NORDENHAM - NORDENHAM - Vom oberbayerischen Traunstein aus gesehen ist Nordenham weit weg. Und es ist mehr als 40 Jahre her, als Joachim Bödeker, der heute als Studiendirektor in Traunstein wirkt, das Gymnasium Nordenham besuchte. Doch einige Erinnerungen lassen ihn nicht los.

Eine Geschichte hat Bödeker unter dem Titel „Kunstunterricht vor der Revolution oder Kritik an Lehrern” zu Papier gebracht; sie spielt 1962. Es geht um die Ungleichheit von Lehrern und Schülern bei der Einhaltung von Pflichten und um Bödekers Auflehnung dagegen. Für den gebürtigen Nordenhamer, der 1955 bis 1964 das Gymnasium besuchte, war damals das Abitur schon in Sichtweite; er war 17 Jahre alt.

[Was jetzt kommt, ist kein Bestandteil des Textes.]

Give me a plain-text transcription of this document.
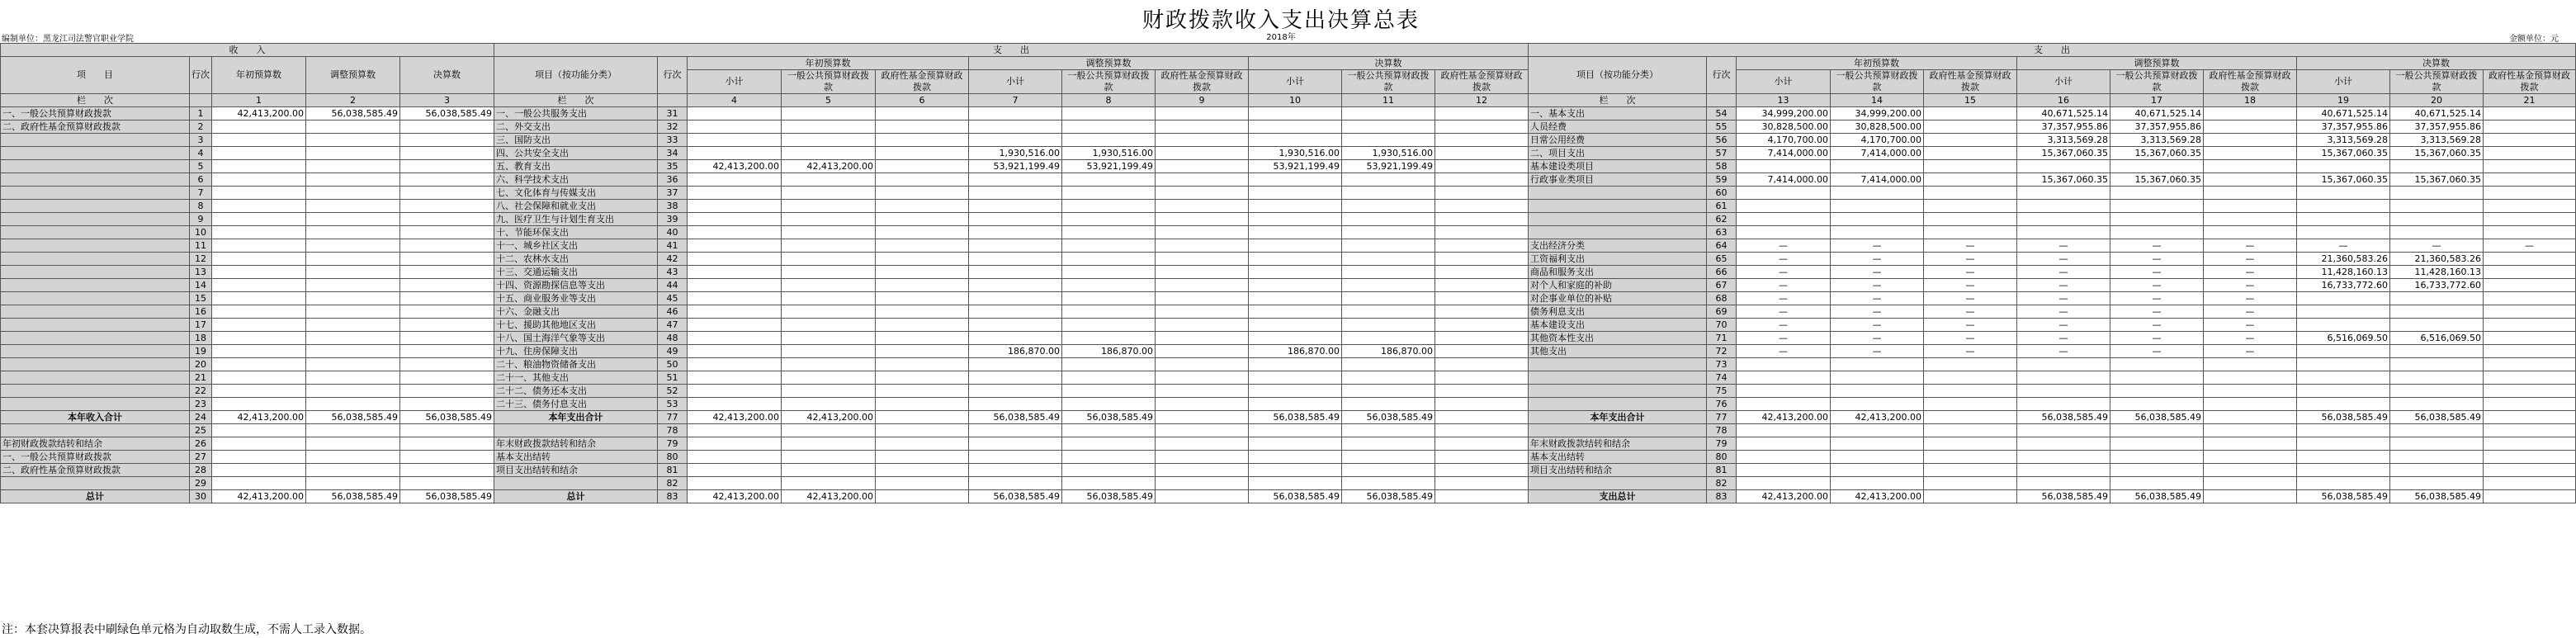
财政拨款收入支出决算总表
2018年
编制单位：黑龙江司法警官职业学院	金额单位：元
收　　入					支　　出											支　　出										
项　　目	行次	年初预算数	调整预算数	决算数	项目（按功能分类）	行次	年初预算数			调整预算数			决算数			项目（按功能分类）	行次	年初预算数			调整预算数			决算数		
							小计	一般公共预算财政拨款	政府性基金预算财政拨款	小计	一般公共预算财政拨款	政府性基金预算财政拨款	小计	一般公共预算财政拨款	政府性基金预算财政拨款			小计	一般公共预算财政拨款	政府性基金预算财政拨款	小计	一般公共预算财政拨款	政府性基金预算财政拨款	小计	一般公共预算财政拨款	政府性基金预算财政拨款

栏　　次		1	2	3	栏　　次		4	5	6	7	8	9	10	11	12	栏　　次		13	14	15	16	17	18	19	20	21
一、一般公共预算财政拨款	1	42,413,200.00	56,038,585.49	56,038,585.49	一、一般公共服务支出	31										一、基本支出	54	34,999,200.00	34,999,200.00		40,671,525.14	40,671,525.14		40,671,525.14	40,671,525.14	
二、政府性基金预算财政拨款	2				二、外交支出	32										人员经费	55	30,828,500.00	30,828,500.00		37,357,955.86	37,357,955.86		37,357,955.86	37,357,955.86	
	3				三、国防支出	33										日常公用经费	56	4,170,700.00	4,170,700.00		3,313,569.28	3,313,569.28		3,313,569.28	3,313,569.28	
	4				四、公共安全支出	34				1,930,516.00	1,930,516.00		1,930,516.00	1,930,516.00		二、项目支出	57	7,414,000.00	7,414,000.00		15,367,060.35	15,367,060.35		15,367,060.35	15,367,060.35	
	5				五、教育支出	35	42,413,200.00	42,413,200.00		53,921,199.49	53,921,199.49		53,921,199.49	53,921,199.49		基本建设类项目	58									
	6				六、科学技术支出	36										行政事业类项目	59	7,414,000.00	7,414,000.00		15,367,060.35	15,367,060.35		15,367,060.35	15,367,060.35	
	7				七、文化体育与传媒支出	37											60									
	8				八、社会保障和就业支出	38											61									
	9				九、医疗卫生与计划生育支出	39											62									
	10				十、节能环保支出	40											63									
	11				十一、城乡社区支出	41										支出经济分类	64	—	—	—	—	—	—	—	—	—
	12				十二、农林水支出	42										工资福利支出	65	—	—	—	—	—	—	21,360,583.26	21,360,583.26	
	13				十三、交通运输支出	43										商品和服务支出	66	—	—	—	—	—	—	11,428,160.13	11,428,160.13	
	14				十四、资源勘探信息等支出	44										对个人和家庭的补助	67	—	—	—	—	—	—	16,733,772.60	16,733,772.60	
	15				十五、商业服务业等支出	45										对企事业单位的补贴	68	—	—	—	—	—	—			
	16				十六、金融支出	46										债务利息支出	69	—	—	—	—	—	—			
	17				十七、援助其他地区支出	47										基本建设支出	70	—	—	—	—	—	—			
	18				十八、国土海洋气象等支出	48										其他资本性支出	71	—	—	—	—	—	—	6,516,069.50	6,516,069.50	
	19				十九、住房保障支出	49				186,870.00	186,870.00		186,870.00	186,870.00		其他支出	72	—	—	—	—	—	—			
	20				二十、粮油物资储备支出	50											73									
	21				二十一、其他支出	51											74									
	22				二十二、债务还本支出	52											75									
	23				二十三、债务付息支出	53											76									
本年收入合计	24	42,413,200.00	56,038,585.49	56,038,585.49	本年支出合计	77	42,413,200.00	42,413,200.00		56,038,585.49	56,038,585.49		56,038,585.49	56,038,585.49		本年支出合计	77	42,413,200.00	42,413,200.00		56,038,585.49	56,038,585.49		56,038,585.49	56,038,585.49	
	25					78											78									
年初财政拨款结转和结余	26				年末财政拨款结转和结余	79										年末财政拨款结转和结余	79									
一、一般公共预算财政拨款	27				基本支出结转	80										基本支出结转	80									
二、政府性基金预算财政拨款	28				项目支出结转和结余	81										项目支出结转和结余	81									
	29					82											82									
总计	30	42,413,200.00	56,038,585.49	56,038,585.49	总计	83	42,413,200.00	42,413,200.00		56,038,585.49	56,038,585.49		56,038,585.49	56,038,585.49		支出总计	83	42,413,200.00	42,413,200.00		56,038,585.49	56,038,585.49		56,038,585.49	56,038,585.49	
注：本套决算报表中刷绿色单元格为自动取数生成，不需人工录入数据。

„Zu meiner Schulzeit erteilten die Studienräte Kurt Lemke aus Schneidemühl/Pommern und Dietrich Voigt Kunstunterricht am Gymnasium Nordenham”, schreibt Bödeker. Beide hatten in der Nachkriegszeit studiert und mussten in den Sechzigerjahren in der Nordenhamer Kulturszene „gegen das Ideal ihres Vorgängers Rudolf Matthis ankämpfen, der der gegenständlichen Kunst verschrieben war und dort durchaus seine Erfolge hatte.” Sogar ein Platz wurde nach ihm benannt.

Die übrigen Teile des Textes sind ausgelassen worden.